Bis vor Kurzem habe ich keinen Gedanken daran verschwendet, dass ich einmal "Grün-Rot" sagen würde, statt "Rot-Grün". Die "Rotgrünelandesregierung" war so eingeübt, dass es sich anfühlte, als sei es ein einziges Wort. Als sich bei der Wahl in Baden-Württemberg jedoch die Machtverhältnisse umdrehten, drehten sich auch die Wörter in meinem Mund, und es fühlte sich ungewohnt an. Nicht ganz so ungewohnt, als müsste ich "FDP/CDU-Regierung" oder "Grün-Schwarz" sagen. Aber: Die Mühe, die es mich kostet, die politischen Farben in ihrer neuen Reihenfolge auszusprechen, zeigt mir, wie schwierig es ist, mein Denken an die neue Wirklichkeit im Land anzupassen.

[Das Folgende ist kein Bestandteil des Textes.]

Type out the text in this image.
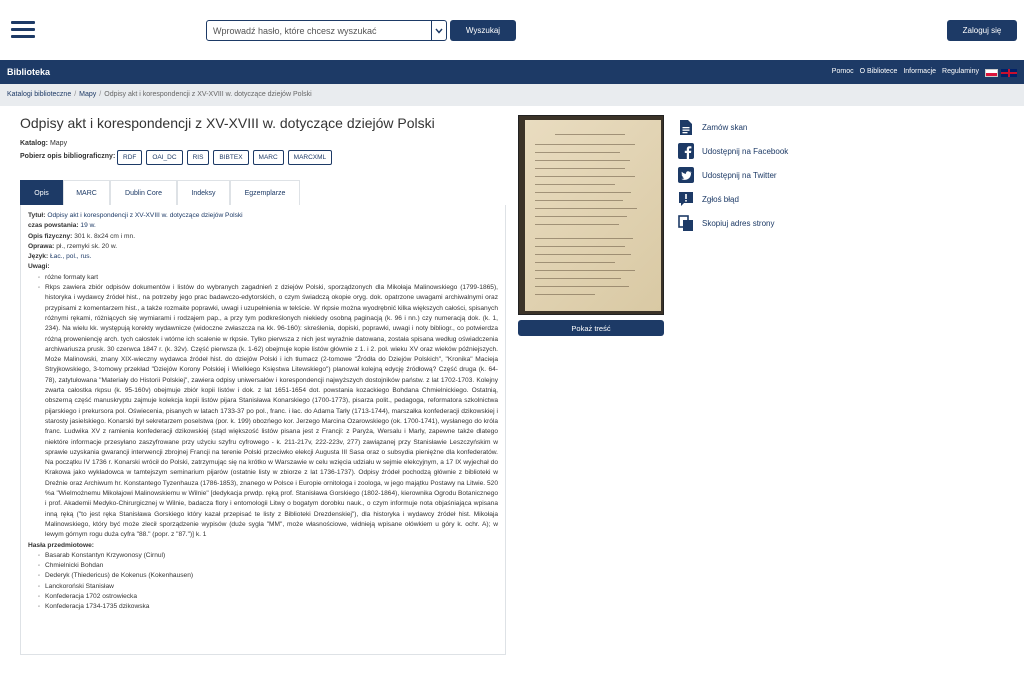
Wprowadź hasło, które chcesz wyszukać
Wyszukaj	Zaloguj się
Biblioteka	Pomoc O Bibliotece Informacje Regulaminy
Katalogi biblioteczne / Mapy / Odpisy akt i korespondencji z XV-XVIII w. dotyczące dziejów Polski
Odpisy akt i korespondencji z XV-XVIII w. dotyczące dziejów Polski
Katalog: Mapy
Pobierz opis bibliograficzny:	RDF	OAI_DC	RIS	BIBTEX	MARC	MARCXML
Opis	MARC	Dublin Core	Indeksy	Egzemplarze
Tytuł: Odpisy akt i korespondencji z XV-XVIII w. dotyczące dziejów Polski
czas powstania: 19 w.
Opis fizyczny: 301 k. 8x24 cm i mn.
Oprawa: pł., rzemyki sk. 20 w.
Język: Łac., pol., rus.
Uwagi:
◦ różne formaty kart
◦ Rkps zawiera zbiór odpisów dokumentów i listów do wybranych zagadnień z dziejów Polski, sporządzonych dla Mikołaja Malinowskiego (1799-1865), historyka i wydawcy źródeł hist., na potrzeby jego prac badawczo-edytorskich, o czym świadczą okopie oryg. dok. opatrzone uwagami archiwalnymi oraz przypisami z komentarzem hist., a także rozmaite poprawki, uwagi i uzupełnienia w tekście. W rkpsie można wyodrębnić kilka większych całości, spisanych różnymi rękami, różniących się wymiarami i rodzajem pap., a przy tym podkreślonych niekiedy osobną paginacją (k. 96 i nn.) czy numeracją dok. (k. 1, 234). Na wielu kk. występują korekty wydawnicze (widoczne zwłaszcza na kk. 96-160): skreślenia, dopiski, poprawki, uwagi i noty bibliogr., co potwierdza różną proweniencję arch. tych całostek i wtórne ich scalenie w rkpsie. Tylko pierwsza z nich jest wyraźnie datowana, została spisana według oświadczenia archiwariusza prusk. 30 czerwca 1847 r. (k. 32v). Część pierwsza (k. 1-62) obejmuje kopie listów głównie z 1. i 2. poł. wieku XV oraz wieków późniejszych. Może Malinowski, znany XIX-wieczny wydawca źródeł hist. do dziejów Polski i ich tłumacz (2-tomowe "Źródła do Dziejów Polskich", "Kronika" Macieja Stryjkowskiego, 3-tomowy przekład "Dziejów Korony Polskiej i Wielkiego Księstwa Litewskiego") planował kolejną edycję źródłową? Część druga (k. 64-78), zatytułowana "Materiały do Historii Polskiej", zawiera odpisy uniwersałów i korespondencji najwyższych dostojników państw. z lat 1702-1703. Kolejny zwarta całostka rkpsu (k. 95-160v) obejmuje zbiór kopii listów i dok. z lat 1651-1654 dot. powstania kozackiego Bohdana Chmielnickiego. Ostatnią, obszerną część manuskryptu zajmuje kolekcja kopii listów pijara Stanisława Konarskiego (1700-1773), pisarza polit., pedagoga, reformatora szkolnictwa pijarskiego i prekursora pol. Oświecenia, pisanych w latach 1733-37 po pol., franc. i łac. do Adama Tarły (1713-1744), marszałka konfederacji dzikowskiej i starosty jasielskiego. Konarski był sekretarzem poselstwa (por. k. 199) obozńego kor. Jerzego Marcina Ozarowskiego (ok. 1700-1741), wysłanego do króla franc. Ludwika XV z ramienia konfederacji dzikowskiej (stąd większość listów pisana jest z Francji: z Paryża, Wersalu i Marly, zapewne także dlatego niektóre informacje przesyłano zaszyfrowane przy użyciu szyfru cyfrowego - k. 211-217v, 222-223v, 277) zawiązanej przy Stanisławie Leszczyńskim w sprawie uzyskania gwarancji interwencji zbrojnej Francji na terenie Polski przeciwko elekcji Augusta III Sasa oraz o subsydia pieniężne dla konfederatów. Na początku IV 1736 r. Konarski wrócił do Polski, zatrzymując się na krótko w Warszawie w celu wzięcia udziału w sejmie elekcyjnym, a 17 IX wyjechał do Krakowa jako wykładowca w tamtejszym seminarium pijarów (ostatnie listy w zbiorze z lat 1736-1737). Odpisy źródeł pochodzą głównie z biblioteki w Dreźnie oraz Archiwum hr. Konstantego Tyzenhauza (1786-1853), znanego w Polsce i Europie ornitologa i zoologa, w jego majątku Postawy na Litwie. 520 %a "Wielmożnemu Mikołajowi Malinowskiemu w Wilnie" [dedykacja prwdp. ręką prof. Stanisława Gorskiego (1802-1864), kierownika Ogrodu Botanicznego i prof. Akademii Medyko-Chirurgicznej w Wilnie, badacza flory i entomologii Litwy o bogatym dorobku nauk., o czym informuje nota objaśniająca wpisana inną ręką ("to jest ręka Stanisława Gorskiego który kazał przepisać te listy z Biblioteki Drezdenskiej"), dla historyka i wydawcy źródeł hist. Mikołaja Malinowskiego, który być może zlecił sporządzenie wypisów (duże sygla "MM", może własnościowe, widnieją wpisane ołówkiem u góry k. ochr. A); w lewym górnym rogu duża cyfra "88." (popr. z "87.")] k. 1
Hasła przedmiotowe:
◦ Basarab Konstantyn Krzywonosy (Cirnul)
◦ Chmielnicki Bohdan
◦ Dederyk (Thiedericus) de Kokenus (Kokenhausen)
◦ Lanckoroński Stanisław
◦ Konfederacja 1702 ostrowiecka
◦ Konfederacja 1734-1735 dzikowska
Pokaż treść
Zamów skan
Udostępnij na Facebook
Udostępnij na Twitter
Zgłoś błąd
Skopiuj adres strony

Auch ansonsten geht das nicht so schnell. Denn Namen haften sehr stark. Zumeist werden Begriffswechsel von langer Hand geplant und verordnet - "Raider heißt jetzt Twix", die Musikhalle nennen wir jetzt Laeiszhalle und Ceylon ist jetzt Sri Lanka -, aber immer wird eine Gruppe von Menschen sich dem verweigern. Sie wird weiter "Mark" sagen und mit Euro bezahlen. Oder weiter Karten für die "AOL-Arena" kaufen, obwohl das Stadion inzwischen anders heißt. Es gibt sogar Leute, die zu Ostdeutschland immer noch "Zone" sagen.

Grund für das Festhalten an Gewohntem sind meist Sentimentalitäten, Erinnerung an alte, "bessere" Zeiten. Mal sehen, wie sich "Grün-Rot" abseits des politischen und journalistischen Betriebs schlagen wird.